Decisão Texto Integral: 1
No inventário para partilha da herança aberta por óbito de A..., a correr termos pelo 2º Juízo Cível de Coimbra, vieram os interessados B... e C... e mulher, D..., deduzir incidente de remoção de cabeça de casal contra E..., nos termos dos artºs 1339º do CPC e 2086º, nº 1, als. a) e b) do C´.Civil, com os seguintes fundamentos, em síntese:
- A relação de bens apresentada pela cabeça de casal foi objecto de reclamação por parte dos ora requerentes, na qual acusaram a falta de diversos bens, entre eles o veículo automóvel de marca Opel, modelo Astra, matrícula 59-64-ML, com o registo de propriedade nº 639, de 21/06/1999.

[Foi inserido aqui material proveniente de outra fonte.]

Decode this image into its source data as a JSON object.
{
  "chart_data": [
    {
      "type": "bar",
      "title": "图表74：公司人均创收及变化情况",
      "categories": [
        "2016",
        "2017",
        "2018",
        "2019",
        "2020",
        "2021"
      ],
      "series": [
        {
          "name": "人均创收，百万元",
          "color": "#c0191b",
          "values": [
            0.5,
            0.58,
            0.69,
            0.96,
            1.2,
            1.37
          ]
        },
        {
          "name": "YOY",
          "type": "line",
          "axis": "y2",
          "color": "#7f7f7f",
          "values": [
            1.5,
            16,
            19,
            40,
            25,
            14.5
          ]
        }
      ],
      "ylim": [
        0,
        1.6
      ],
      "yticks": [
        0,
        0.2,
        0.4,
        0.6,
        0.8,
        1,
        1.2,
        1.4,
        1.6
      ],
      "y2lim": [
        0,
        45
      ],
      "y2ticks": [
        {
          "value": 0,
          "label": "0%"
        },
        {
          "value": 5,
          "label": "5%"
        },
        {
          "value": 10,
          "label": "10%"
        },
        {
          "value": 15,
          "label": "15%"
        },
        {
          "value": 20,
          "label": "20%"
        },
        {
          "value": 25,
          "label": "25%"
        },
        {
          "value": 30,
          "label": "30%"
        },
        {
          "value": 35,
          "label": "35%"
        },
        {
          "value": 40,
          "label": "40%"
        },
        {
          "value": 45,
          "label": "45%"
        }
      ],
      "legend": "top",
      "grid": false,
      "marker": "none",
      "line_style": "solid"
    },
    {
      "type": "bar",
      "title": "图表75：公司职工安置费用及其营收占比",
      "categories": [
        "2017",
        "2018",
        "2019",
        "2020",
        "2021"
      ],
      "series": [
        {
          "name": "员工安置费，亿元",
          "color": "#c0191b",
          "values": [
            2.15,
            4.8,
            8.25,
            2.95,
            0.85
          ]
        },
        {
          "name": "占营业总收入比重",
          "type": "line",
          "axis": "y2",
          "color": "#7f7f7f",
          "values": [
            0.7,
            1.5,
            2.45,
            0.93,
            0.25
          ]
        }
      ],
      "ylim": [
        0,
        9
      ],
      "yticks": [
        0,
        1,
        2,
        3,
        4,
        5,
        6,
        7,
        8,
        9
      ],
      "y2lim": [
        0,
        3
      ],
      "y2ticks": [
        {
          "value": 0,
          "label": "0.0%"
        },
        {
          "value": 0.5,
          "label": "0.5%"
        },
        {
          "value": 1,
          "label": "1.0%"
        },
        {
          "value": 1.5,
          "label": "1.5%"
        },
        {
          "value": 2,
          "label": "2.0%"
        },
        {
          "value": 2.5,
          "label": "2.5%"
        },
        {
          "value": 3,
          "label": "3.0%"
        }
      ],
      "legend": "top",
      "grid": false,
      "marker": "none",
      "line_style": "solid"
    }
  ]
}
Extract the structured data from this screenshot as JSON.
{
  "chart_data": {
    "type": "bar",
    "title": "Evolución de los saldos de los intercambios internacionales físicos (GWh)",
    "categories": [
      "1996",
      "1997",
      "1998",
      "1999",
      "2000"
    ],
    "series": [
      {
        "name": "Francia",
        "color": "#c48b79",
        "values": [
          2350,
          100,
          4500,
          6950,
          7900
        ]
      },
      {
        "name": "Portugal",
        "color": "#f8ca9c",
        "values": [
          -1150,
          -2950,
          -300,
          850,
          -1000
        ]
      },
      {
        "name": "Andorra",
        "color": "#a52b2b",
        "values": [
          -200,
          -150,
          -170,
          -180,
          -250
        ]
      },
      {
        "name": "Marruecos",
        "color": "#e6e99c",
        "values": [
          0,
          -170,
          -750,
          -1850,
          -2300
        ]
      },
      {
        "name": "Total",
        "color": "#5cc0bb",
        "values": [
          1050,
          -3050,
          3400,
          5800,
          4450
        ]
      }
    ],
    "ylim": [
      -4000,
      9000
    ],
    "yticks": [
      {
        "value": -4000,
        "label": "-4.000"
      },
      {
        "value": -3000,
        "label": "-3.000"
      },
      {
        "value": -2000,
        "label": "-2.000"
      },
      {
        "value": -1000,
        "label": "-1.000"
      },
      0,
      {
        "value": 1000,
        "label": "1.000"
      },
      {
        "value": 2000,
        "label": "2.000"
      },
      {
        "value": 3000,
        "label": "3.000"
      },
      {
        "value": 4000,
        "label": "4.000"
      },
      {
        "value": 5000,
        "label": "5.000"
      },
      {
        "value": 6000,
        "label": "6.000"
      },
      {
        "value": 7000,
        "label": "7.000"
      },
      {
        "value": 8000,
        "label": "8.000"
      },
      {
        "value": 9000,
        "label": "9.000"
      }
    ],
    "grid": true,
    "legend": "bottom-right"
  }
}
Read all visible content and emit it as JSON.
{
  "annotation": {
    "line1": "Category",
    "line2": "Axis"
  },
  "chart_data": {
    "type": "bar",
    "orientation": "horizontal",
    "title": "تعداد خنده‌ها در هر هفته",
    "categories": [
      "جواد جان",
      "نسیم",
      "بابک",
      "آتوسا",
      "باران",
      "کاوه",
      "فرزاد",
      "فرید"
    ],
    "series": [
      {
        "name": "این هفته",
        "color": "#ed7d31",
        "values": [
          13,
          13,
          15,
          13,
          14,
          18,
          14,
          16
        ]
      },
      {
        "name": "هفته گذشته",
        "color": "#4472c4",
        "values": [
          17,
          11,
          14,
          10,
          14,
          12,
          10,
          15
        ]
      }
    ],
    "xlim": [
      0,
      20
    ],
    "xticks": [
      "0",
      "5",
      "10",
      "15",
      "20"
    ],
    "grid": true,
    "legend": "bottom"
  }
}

- Em resposta a cabeça de casal veio alegar que o veículo havia sido vendido em princípios de Julho de 2000, ainda em vida do inventariado, conforme instruções deste, como se vê da declaração de venda.
- Mais tarde veio a cabeça de casal juntar fotocópia certificada da procuração com base na qual teria vendido o veículo em questão, tendo os requerentes arguido a sua falsidade e a força probatória, questão que foi remetida para os meios comuns.
- No requerimento de fls. 343, a ré confirma que o veículo foi vendido, em 26.7.2000, a F....
-Os autores juntaram aos autos informações da Conservatória do Registo Automóvel, reportadas a 15/05/2001 e 20/11/2001, das quais consta que a propriedade de tal veículo ainda se encontrava registada a favor do inventariado.
- No entanto, a ser verdadeira essa venda, é de considerar que a cabeça de casal não procedeu ao reconhecimento da sua assinatura, e não a contendo, aquele nunca se tornou proprietário do automóvel, tanto que nunca procedeu ao respectivo registo de propriedade.


- Depois dessa suposta venda do veículo a ré procedeu ao pagamento do prémio anual do seguro automóvel correspondente à apólice nº 404128, existente em nome do inventariado na companhia de seguros AXA, e que tinha início em 28/07/2000 e termo em 27/07/2001, só no ano seguinte, em 29/06/2001, solicitando o seu cancelamento.
- Até 23/07/2002 o dito automóvel esteve registado em nome do inventariado, a quem sempre pertenceu, ficando a partir daí registado a favor de Francisco José Leitão Vieira.
- Este registo foi efectuado com base numa declaração de venda datada de 02/07/2002, onde consta como vendedor o inventariado, falecido em 17/10/2000.
- A cabeça de casal vendeu o referido automóvel, não em 26/07/200, mas em 02/07/2002, e a pessoa diversa do comprador que consta na 1ª declaração.
Terminam, pedindo a remoção da cabeça de casal Regina Oliveira, nomeando-se para cabeça de casal o filho mais velho do inventariado.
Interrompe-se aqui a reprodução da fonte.